Sekretaris Daerah Aceh, M. Nasir, mengungkapkan bahwa total anggaran yang disiapkan untuk program ini mencapai Rp380,03 miliar. Dana tersebut dialokasikan untuk sejumlah kegiatan utama, termasuk optimasi lahan (oplah), rehabilitasi lahan, serta pembangunan infrastruktur pendukung seperti jaringan irigasi dan jalan usaha tani.
“Pemerintah Aceh berkomitmen mempercepat seluruh tahapan pelaksanaan, mulai dari perencanaan hingga konstruksi serta pengolahan lahan, agar lahan yang terdampak bencana bisa segera difungsikan kembali dan mendukung produktivitas pertanian,” ungkap M. Nasir.
Dari total anggaran tersebut, sebesar Rp155,65 miliar dialokasikan untuk kegiatan optimasi lahan (oplah) pada sawah dengan tingkat kerusakan ringan.
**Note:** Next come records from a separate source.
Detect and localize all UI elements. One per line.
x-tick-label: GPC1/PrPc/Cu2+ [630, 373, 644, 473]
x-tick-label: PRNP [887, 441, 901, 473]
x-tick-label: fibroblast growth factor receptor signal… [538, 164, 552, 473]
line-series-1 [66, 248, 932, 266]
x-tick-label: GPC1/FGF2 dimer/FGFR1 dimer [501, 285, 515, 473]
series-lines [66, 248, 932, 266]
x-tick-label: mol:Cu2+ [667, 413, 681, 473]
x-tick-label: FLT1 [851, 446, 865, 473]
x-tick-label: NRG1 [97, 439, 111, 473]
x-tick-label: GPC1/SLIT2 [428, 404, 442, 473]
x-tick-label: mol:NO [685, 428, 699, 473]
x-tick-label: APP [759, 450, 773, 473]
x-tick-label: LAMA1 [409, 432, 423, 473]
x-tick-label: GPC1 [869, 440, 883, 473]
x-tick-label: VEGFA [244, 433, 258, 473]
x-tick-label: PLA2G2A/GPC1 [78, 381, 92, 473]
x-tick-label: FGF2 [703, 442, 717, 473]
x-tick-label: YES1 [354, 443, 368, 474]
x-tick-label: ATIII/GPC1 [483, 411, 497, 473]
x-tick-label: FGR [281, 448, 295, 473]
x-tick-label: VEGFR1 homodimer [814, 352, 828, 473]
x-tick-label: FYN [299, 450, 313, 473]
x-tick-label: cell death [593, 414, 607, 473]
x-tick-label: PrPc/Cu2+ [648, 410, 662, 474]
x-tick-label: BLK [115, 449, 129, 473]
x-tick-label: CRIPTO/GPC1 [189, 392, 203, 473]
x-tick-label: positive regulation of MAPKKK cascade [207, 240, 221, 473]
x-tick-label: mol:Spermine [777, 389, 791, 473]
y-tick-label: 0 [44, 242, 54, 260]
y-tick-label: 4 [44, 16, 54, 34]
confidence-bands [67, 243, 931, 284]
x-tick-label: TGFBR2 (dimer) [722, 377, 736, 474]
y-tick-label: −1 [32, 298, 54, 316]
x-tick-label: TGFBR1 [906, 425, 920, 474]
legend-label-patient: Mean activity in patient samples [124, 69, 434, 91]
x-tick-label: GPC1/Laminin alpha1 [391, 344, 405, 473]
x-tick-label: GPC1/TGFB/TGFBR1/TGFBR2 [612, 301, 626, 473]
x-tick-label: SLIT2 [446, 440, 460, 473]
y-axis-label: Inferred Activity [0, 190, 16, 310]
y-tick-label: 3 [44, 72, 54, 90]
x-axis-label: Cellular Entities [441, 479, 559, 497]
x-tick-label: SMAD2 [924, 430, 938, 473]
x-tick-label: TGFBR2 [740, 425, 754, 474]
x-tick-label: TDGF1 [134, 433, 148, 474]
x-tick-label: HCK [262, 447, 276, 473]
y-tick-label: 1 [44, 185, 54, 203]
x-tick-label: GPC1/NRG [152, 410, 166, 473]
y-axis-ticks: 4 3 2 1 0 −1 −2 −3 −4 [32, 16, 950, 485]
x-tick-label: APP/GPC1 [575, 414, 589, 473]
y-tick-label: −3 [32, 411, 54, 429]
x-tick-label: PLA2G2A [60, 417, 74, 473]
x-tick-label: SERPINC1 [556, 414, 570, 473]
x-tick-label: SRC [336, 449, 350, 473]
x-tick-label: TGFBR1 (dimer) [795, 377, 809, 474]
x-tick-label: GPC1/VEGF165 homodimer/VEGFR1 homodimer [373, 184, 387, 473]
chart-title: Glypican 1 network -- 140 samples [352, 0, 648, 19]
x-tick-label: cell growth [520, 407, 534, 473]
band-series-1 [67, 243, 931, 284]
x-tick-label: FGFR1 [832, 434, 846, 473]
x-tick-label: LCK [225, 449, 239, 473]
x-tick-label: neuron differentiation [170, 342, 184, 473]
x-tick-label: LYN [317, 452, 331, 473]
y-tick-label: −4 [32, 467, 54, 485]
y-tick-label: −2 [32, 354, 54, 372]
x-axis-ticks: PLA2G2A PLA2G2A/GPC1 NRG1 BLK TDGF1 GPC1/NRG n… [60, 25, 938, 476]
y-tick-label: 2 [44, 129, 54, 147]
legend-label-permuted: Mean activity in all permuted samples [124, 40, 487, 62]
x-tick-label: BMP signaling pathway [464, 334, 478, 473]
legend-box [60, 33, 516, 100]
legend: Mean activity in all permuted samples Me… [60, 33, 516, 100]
Program ini mencakup 16 kabupaten/kota dengan target luas area mencapai 27.071 hektare. Hingga kini, tahap perencanaan yang melibatkan Universitas Syiah Kuala (USK), Universitas Malikussaleh (UNIMAL), dan Universitas Samudra (UNSAM) telah menyelesaikan 12.205 hektare atau sekitar 45 persen dari total target.
Tahap konstruksi untuk optimasi lahan sendiri akan dimulai setelah perencanaan tuntas, dengan anggaran sebesar Rp124,52 miliar. Setelah itu, proses pengolahan lahan akan menyusul dengan anggaran yang mencapai Rp24,36 miliar. Kedua tahap ini akan dikelola langsung oleh pemerintah kabupaten/kota.
Melalui langkah-langkah ini, Pemerintah Aceh berharap dapat mempercepat pemulihan sektor pertanian yang menjadi tulang punggung perekonomian daerah, sekaligus memastikan ketahanan pangan masyarakat tetap terjaga di tengah tantangan pascabencana.